In this pattern, the PII removal happens inside the output definition, creating two different versions of the message for two different destinations.

Pattern 3: K-Anonymity for Generalization

When generalizing location data, you may still be able to identify users in small towns. A more advanced pattern is to only preserve city-level data if the city's population is above a certain threshold (the "k" in k-anonymity).

K-Anonymity for Location
- mapping: |
    root = this

    # A conceptual list of small towns
    let small_towns = ["Monowi", "Buford", "Lost Springs"]

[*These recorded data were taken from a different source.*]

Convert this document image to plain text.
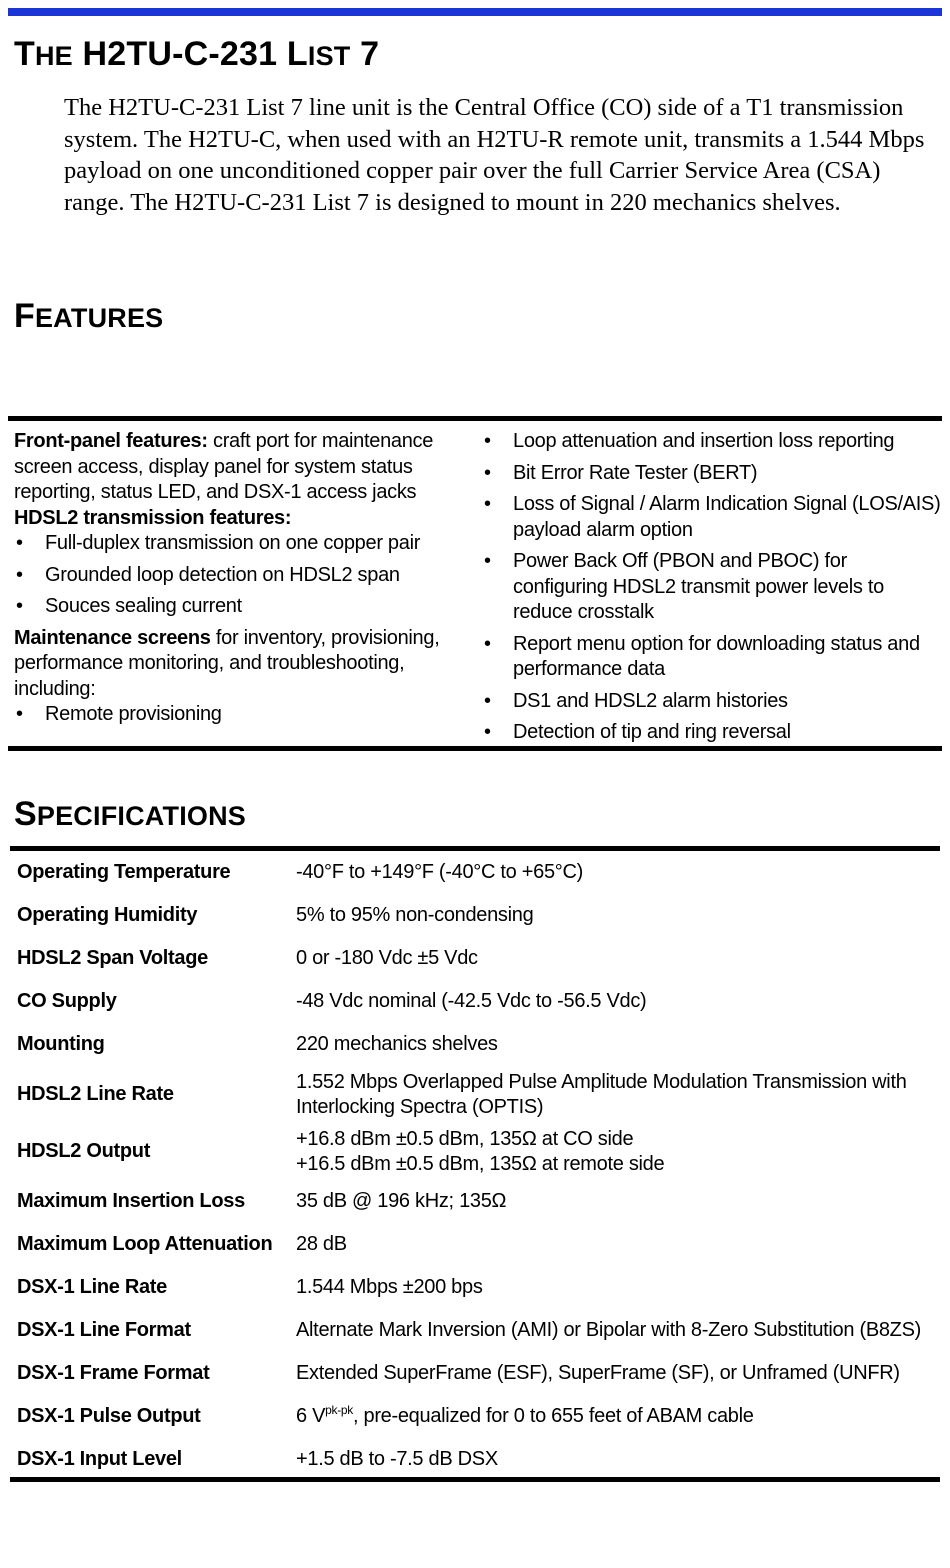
THE H2TU-C-231 LIST 7
The H2TU-C-231 List 7 line unit is the Central Office (CO) side of a T1 transmission system. The H2TU-C, when used with an H2TU-R remote unit, transmits a 1.544 Mbps payload on one unconditioned copper pair over the full Carrier Service Area (CSA) range. The H2TU-C-231 List 7 is designed to mount in 220 mechanics shelves.
FEATURES

Front-panel features: craft port for maintenance screen access, display panel for system status reporting, status LED, and DSX-1 access jacks

HDSL2 transmission features:

• Full-duplex transmission on one copper pair
• Grounded loop detection on HDSL2 span
• Souces sealing current

Maintenance screens for inventory, provisioning, performance monitoring, and troubleshooting, including:

• Remote provisioning
• Loop attenuation and insertion loss reporting
• Bit Error Rate Tester (BERT)
• Loss of Signal / Alarm Indication Signal (LOS/AIS) payload alarm option
• Power Back Off (PBON and PBOC) for configuring HDSL2 transmit power levels to reduce crosstalk
• Report menu option for downloading status and performance data
• DS1 and HDSL2 alarm histories
• Detection of tip and ring reversal
SPECIFICATIONS
Operating Temperature	-40°F to +149°F (-40°C to +65°C)
Operating Humidity	5% to 95% non-condensing
HDSL2 Span Voltage	0 or -180 Vdc ±5 Vdc
CO Supply	-48 Vdc nominal (-42.5 Vdc to -56.5 Vdc)
Mounting	220 mechanics shelves
HDSL2 Line Rate	1.552 Mbps Overlapped Pulse Amplitude Modulation Transmission with
Interlocking Spectra (OPTIS)
HDSL2 Output	+16.8 dBm ±0.5 dBm, 135Ω at CO side
+16.5 dBm ±0.5 dBm, 135Ω at remote side
Maximum Insertion Loss	35 dB @ 196 kHz; 135Ω
Maximum Loop Attenuation	28 dB
DSX-1 Line Rate	1.544 Mbps ±200 bps
DSX-1 Line Format	Alternate Mark Inversion (AMI) or Bipolar with 8-Zero Substitution (B8ZS)
DSX-1 Frame Format	Extended SuperFrame (ESF), SuperFrame (SF), or Unframed (UNFR)
DSX-1 Pulse Output	6 $V^{pk-pk}$, pre-equalized for 0 to 655 feet of ABAM cable
DSX-1 Input Level	+1.5 dB to -7.5 dB DSX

    if small_towns.contains(this.location.city) {
      # For small towns, generalize further by removing the city
      root.location = this.location.without("latitude", "longitude", "city")
    } else {
      # For larger cities, keep the city
      root.location = this.location.without("latitude", "longitude")
    }

This ensures that you don't accidentally re-identify users by combining multiple seemingly anonymous data points.